8 The debate on a separate Welsh jurisdiction
Carwyn Jones, the First Minister of Wales, made a speech to the Legal Wales Conference in 2011 in which he announced the need for a public debate on the issue of a separate Legal Jurisdiction for Wales. On 7 October he stated:
In March of this year the people of Wales voted for the Assembly to have the power to pass Acts of the Assembly across the whole range of subjects within the twenty devolved fields.
As a government we have previously made it clear that the question about whether Wales should be a separate legal jurisdiction would become more prominent in the event of a ‘yes’ vote in the referendum.
The Counsel General and I are agreed that this is not simply a matter for politicians and civil servants to discuss. The debate must be much wider than that and we need to obtain the broadest range of views possible, and not just from the legal community.
We must be clear about what we mean by a separate jurisdiction. What are the prerequisites for its existence? What flows from it? What might be the benefits for the people of Wales?

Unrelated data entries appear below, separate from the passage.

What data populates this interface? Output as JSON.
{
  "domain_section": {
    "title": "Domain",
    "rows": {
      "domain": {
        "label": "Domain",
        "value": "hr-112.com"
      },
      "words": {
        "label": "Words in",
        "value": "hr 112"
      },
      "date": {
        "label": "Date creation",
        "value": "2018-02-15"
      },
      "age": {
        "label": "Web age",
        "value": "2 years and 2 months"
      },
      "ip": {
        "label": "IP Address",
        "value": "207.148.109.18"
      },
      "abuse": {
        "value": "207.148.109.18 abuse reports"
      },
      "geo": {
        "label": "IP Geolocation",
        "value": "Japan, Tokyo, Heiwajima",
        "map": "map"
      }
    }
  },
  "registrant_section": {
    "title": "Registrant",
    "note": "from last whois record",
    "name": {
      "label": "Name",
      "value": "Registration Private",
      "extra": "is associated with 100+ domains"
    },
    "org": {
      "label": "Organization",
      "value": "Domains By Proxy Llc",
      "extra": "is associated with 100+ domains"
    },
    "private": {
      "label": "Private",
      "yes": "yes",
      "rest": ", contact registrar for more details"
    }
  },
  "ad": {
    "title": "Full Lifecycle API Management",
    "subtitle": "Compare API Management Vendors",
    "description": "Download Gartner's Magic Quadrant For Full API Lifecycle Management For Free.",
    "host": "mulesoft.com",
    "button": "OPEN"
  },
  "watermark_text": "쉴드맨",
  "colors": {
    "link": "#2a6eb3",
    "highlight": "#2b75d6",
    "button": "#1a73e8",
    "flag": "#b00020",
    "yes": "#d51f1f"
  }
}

Early next year the Welsh government will initiate a public debate on this issue. We will start by inviting the widest possible views from within and outside Wales. The responses we receive will help to inform the Welsh government’s thinking in preparation for the work of the Commission on the Welsh devolution settlement, which the Secretary of State for Wales has indicated she will shortly appoint. Assembly Members’ views on the issues will be particularly welcome as the debate goes forward.
On 27 March 2012 a consultation (An Inquiry into the Establishment of a Separate Welsh Jurisdiction) began, with a deadline for responses of 19 June 2012. The consultation document sates that the purpose of the consultation is to seek views on the specific aspects of a potential Welsh jurisdiction and the underlying issues beneath the broader questions of:
- what is meant by the term ‘separate legal jurisdiction’

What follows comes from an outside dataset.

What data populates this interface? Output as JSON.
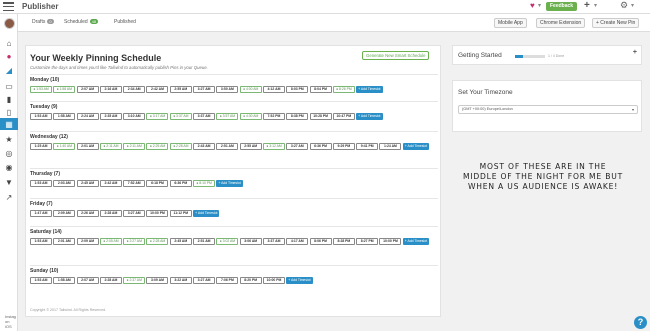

- whether there are any essential features for the existence of a separate legal jurisdiction and, if so, what they might be
- what the consequences of having a separate Welsh legal jurisdiction might be
- what the potential advantages and disadvantages of a separate Welsh legal jurisdiction would be.
At the time of writing the responses have just been published. If you wish to read the responses they can be accessed on the Welsh government website [Tip: hold Ctrl and click a link to open it in a new tab. (Hide tip)] .
Activity 4: Taking the next step?
Having studied this course and considered the legal impact of devolution, do you think that Wales should take the next step and establish a separate legal jurisdiction?
This is a question that you may choose to answer in any way you wish. As a result of devolution, there are already some legal differences emerging between England and Wales, and these are likely to increase. However, establishing a separate jurisdiction could increase these differences. This would have implications for the legal profession and legal education, if qualification in one part of the UK would not be regarded as automatically sufficient to practise law in another. Some of these issues are considered in the consultation paper, and the responses to it, and you are likely to have your own views on the advantages and disadvantages of and re-establishing Wales as a separate legal jurisdiction.